Critics say it's time to replace the 25-year-old law -- which has never been reviewed -- with a more robust act that reflects modern expectations of government.
"It's time to ask if the act has adapted to 2008 realities," says assistant information commissioner Suzanne Legault. "We seem to have gone from a culture (when the act came into force) of having a right to know, to a culture of need to know."
The act was expanded last year to include seven Crown corporations, a number of foundations and some agents of Parliament, including the auditor general's office.
Legault's office faced a backlog of complaints from people seeking information that would have taken until 2010 to clear. In 2007-08, complaints doubled to nearly 3,000 from 1,427 in 2006-07, clogging the pipes further. Former information commissioner John Reid was well-known for his requests for more money to investigate complaints that government officials were refusing to release information. Help is coming though. On April 1, the commission receives a 25% budget boost.
But Legault says access to information and privacy (ATIP) departments at government institutions are also in need of more cash.
"We need to look at the ATIP professionals," Legault says. "We need to decide if they have the right training and what their supervisors are telling them about how to release information."
Legault says there are often too many managers in the approval chain for the release of information and that the system needs to be streamlined across government.

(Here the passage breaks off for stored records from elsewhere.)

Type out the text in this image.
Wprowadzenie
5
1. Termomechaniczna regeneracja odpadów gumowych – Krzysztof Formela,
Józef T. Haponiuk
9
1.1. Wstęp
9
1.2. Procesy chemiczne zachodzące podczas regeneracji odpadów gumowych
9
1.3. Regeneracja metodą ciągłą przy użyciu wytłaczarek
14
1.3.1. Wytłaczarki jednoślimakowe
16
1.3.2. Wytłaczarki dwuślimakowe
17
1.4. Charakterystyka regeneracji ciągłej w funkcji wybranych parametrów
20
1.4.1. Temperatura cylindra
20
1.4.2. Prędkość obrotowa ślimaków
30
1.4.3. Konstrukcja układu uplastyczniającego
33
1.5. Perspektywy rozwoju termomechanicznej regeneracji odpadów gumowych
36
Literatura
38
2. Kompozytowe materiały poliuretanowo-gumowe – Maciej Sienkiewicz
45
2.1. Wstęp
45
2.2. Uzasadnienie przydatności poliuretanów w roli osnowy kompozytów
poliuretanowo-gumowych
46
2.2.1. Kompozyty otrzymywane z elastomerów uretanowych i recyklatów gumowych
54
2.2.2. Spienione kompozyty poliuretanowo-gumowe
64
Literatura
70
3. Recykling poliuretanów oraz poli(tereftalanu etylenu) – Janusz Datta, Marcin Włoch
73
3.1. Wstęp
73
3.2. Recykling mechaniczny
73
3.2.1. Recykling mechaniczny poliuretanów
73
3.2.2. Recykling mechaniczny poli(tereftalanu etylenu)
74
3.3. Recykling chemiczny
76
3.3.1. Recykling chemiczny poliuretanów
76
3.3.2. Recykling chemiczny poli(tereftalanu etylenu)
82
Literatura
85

The investigations staff in the commissioner's office, for example, didn't even have access to the Internet and e-mail until January of this year.
'CONTROL AGENDA'
Darrell Evans, executive director of the B.C.-based Freedom of Information and Privacy Association, believes bureaucracy is the problem.

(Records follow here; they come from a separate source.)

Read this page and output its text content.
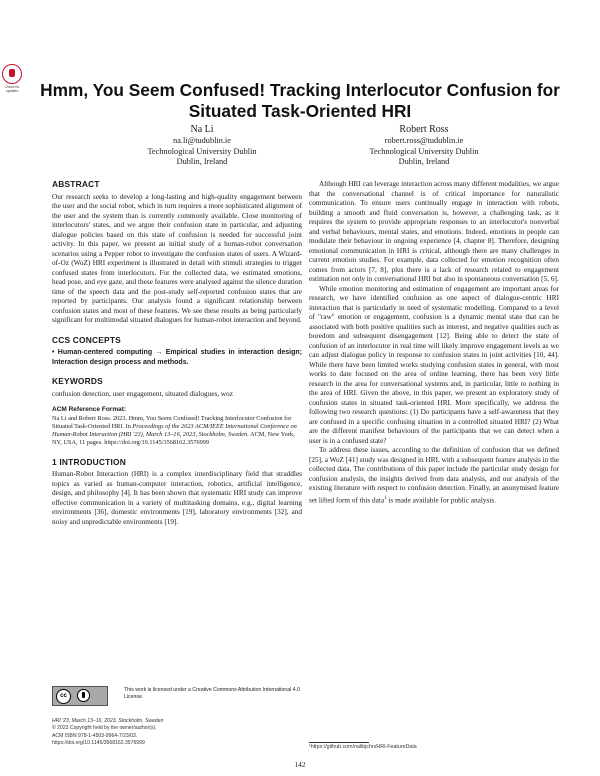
Check for updates	Hmm, You Seem Confused! Tracking Interlocutor Confusion for Situated Task-Oriented HRI
Na Li
na.li@tudublin.ie
Technological University Dublin
Dublin, Ireland
Robert Ross
robert.ross@tudublin.ie
Technological University Dublin
Dublin, Ireland
ABSTRACT

Our research seeks to develop a long-lasting and high-quality engagement between the user and the social robot, which in turn requires a more sophisticated alignment of the user and the system than is currently commonly available. Close monitoring of interlocutors' states, and we argue their confusion state in particular, and adjusting dialogue policies based on this state of confusion is needed for successful joint activity. In this paper, we present an initial study of a human-robot conversation scenarios using a Pepper robot to investigate the confusion states of users. A Wizard-of-Oz (WoZ) HRI experiment is illustrated in detail with stimuli strategies to trigger confused states from interlocutors. For the collected data, we estimated emotions, head pose, and eye gaze, and these features were analysed against the silence duration time of the speech data and the post-study self-reported confusion states that are reported by participants. Our analysis found a significant relationship between confusion states and most of these features. We see these results as being particularly significant for multimodal situated dialogues for human-robot interaction and beyond.

CCS CONCEPTS

• Human-centered computing → Empirical studies in interaction design; Interaction design process and methods.

KEYWORDS

confusion detection, user engagement, situated dialogues, woz

ACM Reference Format:

Na Li and Robert Ross. 2023. Hmm, You Seem Confused! Tracking Interlocutor Confusion for Situated Task-Oriented HRI. In Proceedings of the 2023 ACM/IEEE International Conference on Human-Robot Interaction (HRI '23), March 13–16, 2023, Stockholm, Sweden. ACM, New York, NY, USA, 11 pages. https://doi.org/10.1145/3568162.3576999

1 INTRODUCTION

Human-Robot Interaction (HRI) is a complex interdisciplinary field that straddles topics as varied as human-computer interaction, robotics, artificial intelligence, design, and philosophy [4]. It has been shown that systematic HRI study can improve effective communication in a variety of multitasking domains, e.g., digital learning environments [36], domestic environments [19], laboratory environments [32], and noisy and unpredictable environments [19].

cc
This work is licensed under a Creative Commons Attribution International 4.0 License.
HRI '23, March 13–16, 2023, Stockholm, Sweden
© 2023 Copyright held by the owner/author(s).
ACM ISBN 978-1-4503-9964-7/23/03.
https://doi.org/10.1145/3568162.3576999

Although HRI can leverage interaction across many different modalities, we argue that the conversational channel is of critical importance for naturalistic communication. To ensure users continually engage in interaction with robots, building a smooth and fluid conversation is, however, a challenging task, as it requires the system to provide appropriate responses to an interlocutor's nonverbal and verbal behaviours, mental states, and emotions. Indeed, emotions in people can modulate their behaviour in ongoing experience [4, chapter 8]. Therefore, designing emotional communication in HRI is critical, although there are many challenges in current emotion studies. For example, data collected for emotion recognition often comes from actors [7, 8], plus there is a lack of research related to engagement estimation not only in conversational HRI but also in spontaneous conversation [5, 6].

While emotion monitoring and estimation of engagement are important areas for research, we have identified confusion as one aspect of dialogue-centric HRI interaction that is particularly in need of systematic modelling. Compared to a level of "raw" emotion or engagement, confusion is a dynamic mental state that can be associated with both positive qualities such as interest, and negative qualities such as boredom and subsequent disengagement [12]. Being able to detect the state of confusion of an interlocutor in real time will likely improve engagement levels as we can adjust dialogue policy in response to confusion states in joint activities [10, 44]. While there have been limited works studying confusion states in general, with most works to date focused on the area of online learning, there has been very little research in the area for conversational systems and, in particular, little to nothing in the area of HRI. Given the above, in this paper, we present an exploratory study of confusion states in situated task-oriented HRI. More specifically, we address the following two research questions: (1) Do participants have a self-awareness that they are confused in a specific confusing situation in a controlled situated HRI? (2) What are the different manifest behaviours of the participants that we can detect when a user is in a confused state?

To address these issues, according to the definition of confusion that we defined [25], a WoZ [41] study was designed in HRI, with a subsequent feature analysis in the collected data. The contributions of this paper include the particular study design for confusion analysis, the insights derived from data analysis, and our analysis of the existing literature with respect to confusion detection. Finally, an anonymised feature set lifted form of this data$^1$ is made available for public analysis.

¹https://github.com/nalibjchn/HRI-FeatureData
142
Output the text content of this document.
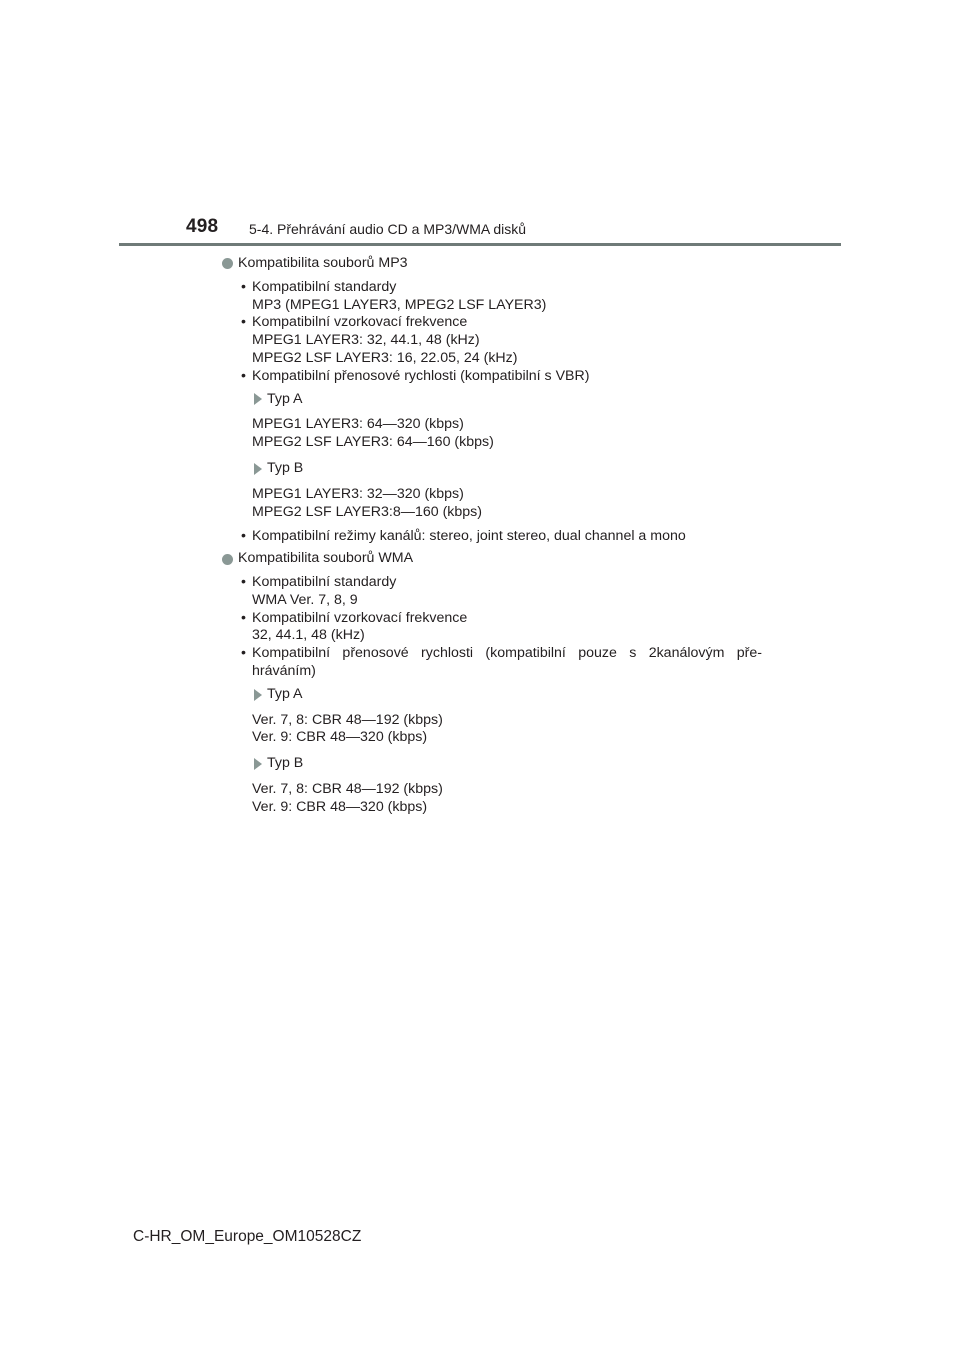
498 5-4. Přehrávání audio CD a MP3/WMA disků
Kompatibilita souborů MP3
• Kompatibilní standardy
MP3 (MPEG1 LAYER3, MPEG2 LSF LAYER3)
• Kompatibilní vzorkovací frekvence
MPEG1 LAYER3: 32, 44.1, 48 (kHz)
MPEG2 LSF LAYER3: 16, 22.05, 24 (kHz)
• Kompatibilní přenosové rychlosti (kompatibilní s VBR)
Typ A
MPEG1 LAYER3: 64—320 (kbps)
MPEG2 LSF LAYER3: 64—160 (kbps)
Typ B
MPEG1 LAYER3: 32—320 (kbps)
MPEG2 LSF LAYER3:8—160 (kbps)
• Kompatibilní režimy kanálů: stereo, joint stereo, dual channel a mono
Kompatibilita souborů WMA
• Kompatibilní standardy
WMA Ver. 7, 8, 9
• Kompatibilní vzorkovací frekvence
32, 44.1, 48 (kHz)
• Kompatibilní přenosové rychlosti (kompatibilní pouze s 2kanálovým pře-hráváním)
Typ A
Ver. 7, 8: CBR 48—192 (kbps)
Ver. 9: CBR 48—320 (kbps)
Typ B
Ver. 7, 8: CBR 48—192 (kbps)
Ver. 9: CBR 48—320 (kbps)
C-HR_OM_Europe_OM10528CZ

"Bureaucrats think the information is theirs but it's not, it's ours," says Evans. "The government wants to control the agenda, and there's a whole tool kit of methods they use to do that."

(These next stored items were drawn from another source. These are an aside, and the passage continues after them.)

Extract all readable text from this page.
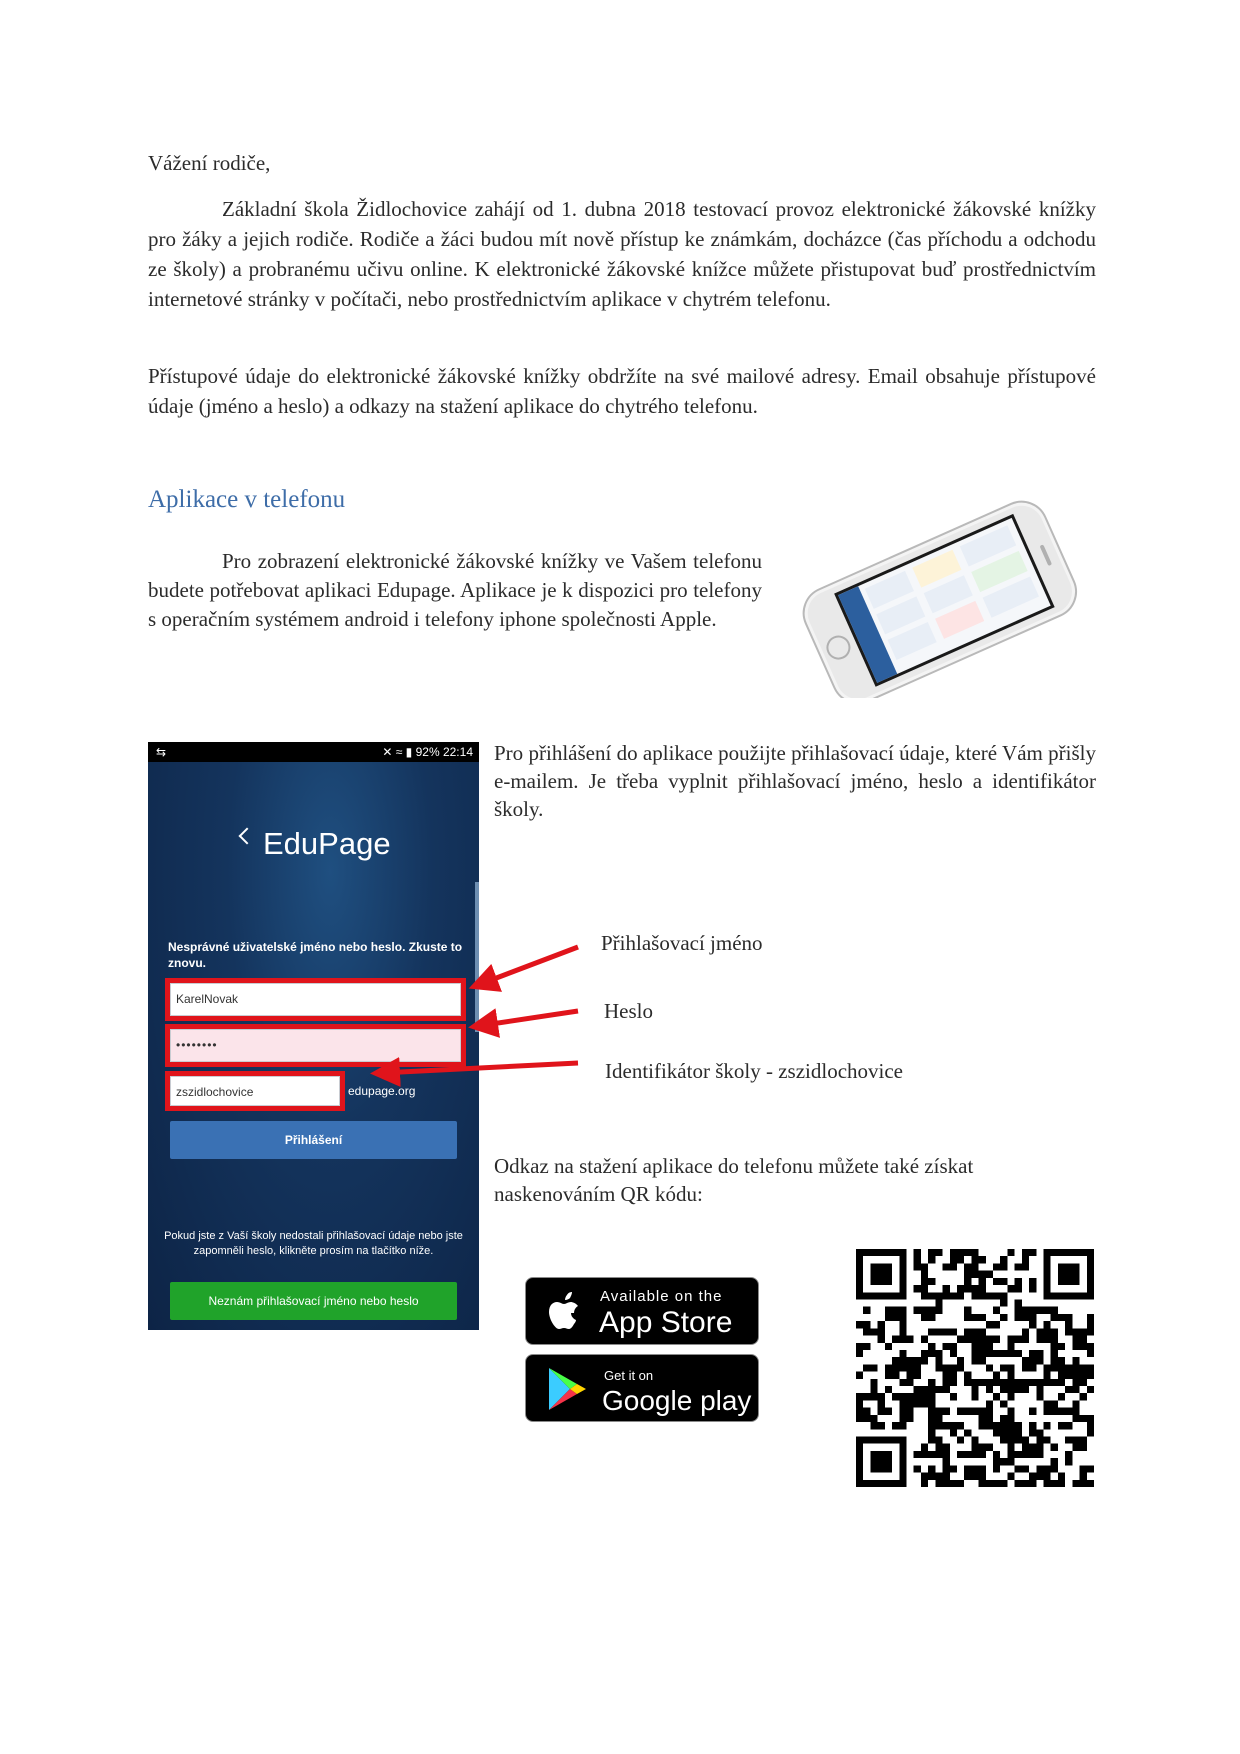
Vážení rodiče,

Základní škola Židlochovice zahájí od 1. dubna 2018 testovací provoz elektronické žákovské knížky pro žáky a jejich rodiče. Rodiče a žáci budou mít nově přístup ke známkám, docházce (čas příchodu a odchodu ze školy) a probranému učivu online. K elektronické žákovské knížce můžete přistupovat buď prostřednictvím internetové stránky v počítači, nebo prostřednictvím aplikace v chytrém telefonu.

Přístupové údaje do elektronické žákovské knížky obdržíte na své mailové adresy. Email obsahuje přístupové údaje (jméno a heslo) a odkazy na stažení aplikace do chytrého telefonu.

Aplikace v telefonu

Pro zobrazení elektronické žákovské knížky ve Vašem telefonu budete potřebovat aplikaci Edupage. Aplikace je k dispozici pro telefony s operačním systémem android i telefony iphone společnosti Apple.

⇆	✕ ≈ ▮ 92% 22:14
EduPage
Nesprávné uživatelské jméno nebo heslo. Zkuste to znovu.
KarelNovak
••••••••
zszidlochovice	edupage.org
Přihlášení
Pokud jste z Vaší školy nedostali přihlašovací údaje nebo jste zapomněli heslo, klikněte prosím na tlačítko níže.
Neznám přihlašovací jméno nebo heslo

Pro přihlášení do aplikace použijte přihlašovací údaje, které Vám přišly e-mailem. Je třeba vyplnit přihlašovací jméno, heslo a identifikátor školy.

Přihlašovací jméno

Heslo

Identifikátor školy - zszidlochovice

Odkaz na stažení aplikace do telefonu můžete také získat naskenováním QR kódu:

Available on the
App Store
Get it on
Google play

Evans says demands for excessive photocopying and research fees, time extensions, and the renaming, re-filing and misplacing of documents cause the majority of complaints.
In 2005-06, for example, a journalist asked the RCMP for 2.8 million computerized criminal records. The RCMP demanded $1.6 million in fees. After a lengthy complaint process, they released the files for free.
Government departments and agencies have a 30-day time limit to deliver documents, but can get an extension to do research or consult third parties. Extension requests spiked to an all-time high last year, according to a recent review by the information commissioner's office.
The office plans to review the ten worst offenders and will table the report in Parliament in October.
Legault can't explain the surge in extensions, but the NDP's Pat Martin, a member of the Commons committee that deals with ATIPs, thinks he has the answer.
"There has been a noticeable decline in the co-operation with ATIPs since (Prime Minister Stephen Harper's) regime came to power," Martin says. "It wasn't great under the Liberals but there has never been this level of non-compliance."
Stanley Tromp, research director for FIPA, is comparing Canada's ATIP laws to those of 68 other countries. While still in the draft stage, his findings put Canada in the bottom half of the list.
"In general, the rest of the world is moving far ahead of Canada," Tromp says. "Eastern European countries, for example, are very good...their laws are in some cases only a few years old."
Despite delays stretching on for years, the information commissioner's office eventually settles 99% of disputes. The rest go to Federal Court, or sometimes, the Supreme Court. There are currently 11 cases before Federal Court and one before the Supreme Court.